When the machine lifted one of the large flat sandstone lintels from the south-western corner, it exposed a souterrain, an underground stone-lined passage or chamber built in early medieval Ireland, typically for storage or refuge. The structure lay just inland from the sand-dunes near the seashore at Castlegregory, covered by roughly one and a half metres of light sandy topsoil laced with scattered sea shells. Once the opening was made, local people reported finding fragments of bone and shell inside, though these most likely tumbled in from the collapsed topsoil rather than representing any deliberate deposit.
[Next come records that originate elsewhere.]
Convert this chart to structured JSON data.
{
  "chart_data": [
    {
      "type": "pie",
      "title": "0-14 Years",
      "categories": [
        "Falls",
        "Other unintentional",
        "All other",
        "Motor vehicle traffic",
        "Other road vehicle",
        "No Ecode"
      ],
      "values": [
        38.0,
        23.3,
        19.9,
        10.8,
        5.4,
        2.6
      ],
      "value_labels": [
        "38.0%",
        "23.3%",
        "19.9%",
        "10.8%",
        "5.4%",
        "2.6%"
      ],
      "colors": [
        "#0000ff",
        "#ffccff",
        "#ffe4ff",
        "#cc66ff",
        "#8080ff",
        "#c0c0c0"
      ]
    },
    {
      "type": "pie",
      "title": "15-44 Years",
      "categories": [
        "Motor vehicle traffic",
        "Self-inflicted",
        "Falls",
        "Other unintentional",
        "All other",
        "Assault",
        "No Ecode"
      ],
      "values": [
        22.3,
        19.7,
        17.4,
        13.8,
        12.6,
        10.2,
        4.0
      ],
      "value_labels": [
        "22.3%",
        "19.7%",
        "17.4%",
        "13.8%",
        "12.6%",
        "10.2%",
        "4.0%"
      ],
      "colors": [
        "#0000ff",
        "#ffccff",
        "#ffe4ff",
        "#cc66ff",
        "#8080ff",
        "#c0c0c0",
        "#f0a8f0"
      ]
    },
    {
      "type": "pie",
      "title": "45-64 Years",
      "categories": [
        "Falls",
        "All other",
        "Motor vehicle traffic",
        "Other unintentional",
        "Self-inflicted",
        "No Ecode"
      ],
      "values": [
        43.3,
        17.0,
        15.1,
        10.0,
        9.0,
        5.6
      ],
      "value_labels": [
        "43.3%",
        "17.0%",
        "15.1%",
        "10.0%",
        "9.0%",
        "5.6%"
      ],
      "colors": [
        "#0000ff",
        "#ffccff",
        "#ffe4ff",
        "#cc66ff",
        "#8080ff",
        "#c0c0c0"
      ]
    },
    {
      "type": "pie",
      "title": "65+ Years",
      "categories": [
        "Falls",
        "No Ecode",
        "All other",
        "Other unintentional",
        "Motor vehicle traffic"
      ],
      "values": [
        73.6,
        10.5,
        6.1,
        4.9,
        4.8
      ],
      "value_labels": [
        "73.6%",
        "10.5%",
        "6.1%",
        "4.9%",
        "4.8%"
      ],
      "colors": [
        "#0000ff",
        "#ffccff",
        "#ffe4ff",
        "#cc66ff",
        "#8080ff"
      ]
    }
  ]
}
The chamber was modest but carefully made. Its walls were built of small, neatly coursed sea-rolled stones, presumably gathered from the nearby shore, and the roof was carried on six large flat sandstone lintels. The single chamber ran on a north-east to south-west axis, between 0.8 and 0.95 metres wide and about one metre high, with a confirmed length of at least three metres. The north-eastern end was entirely blocked by ancient collapse, so the full original extent was never established, and the true entrance may well have lain somewhere beyond that blocked section. A small break in the north wall at ground level could have been a deliberate alcove or cavity. The south-western end wall was curved rather than straight, a feature noted as typical of souterrains across the Dingle Peninsula. The structure was inspected shortly after discovery by Hurley of the Office of Public Works, and the description was later published in J. Cuppage's 1986 archaeological survey of the Dingle Peninsula. It is now inaccessible.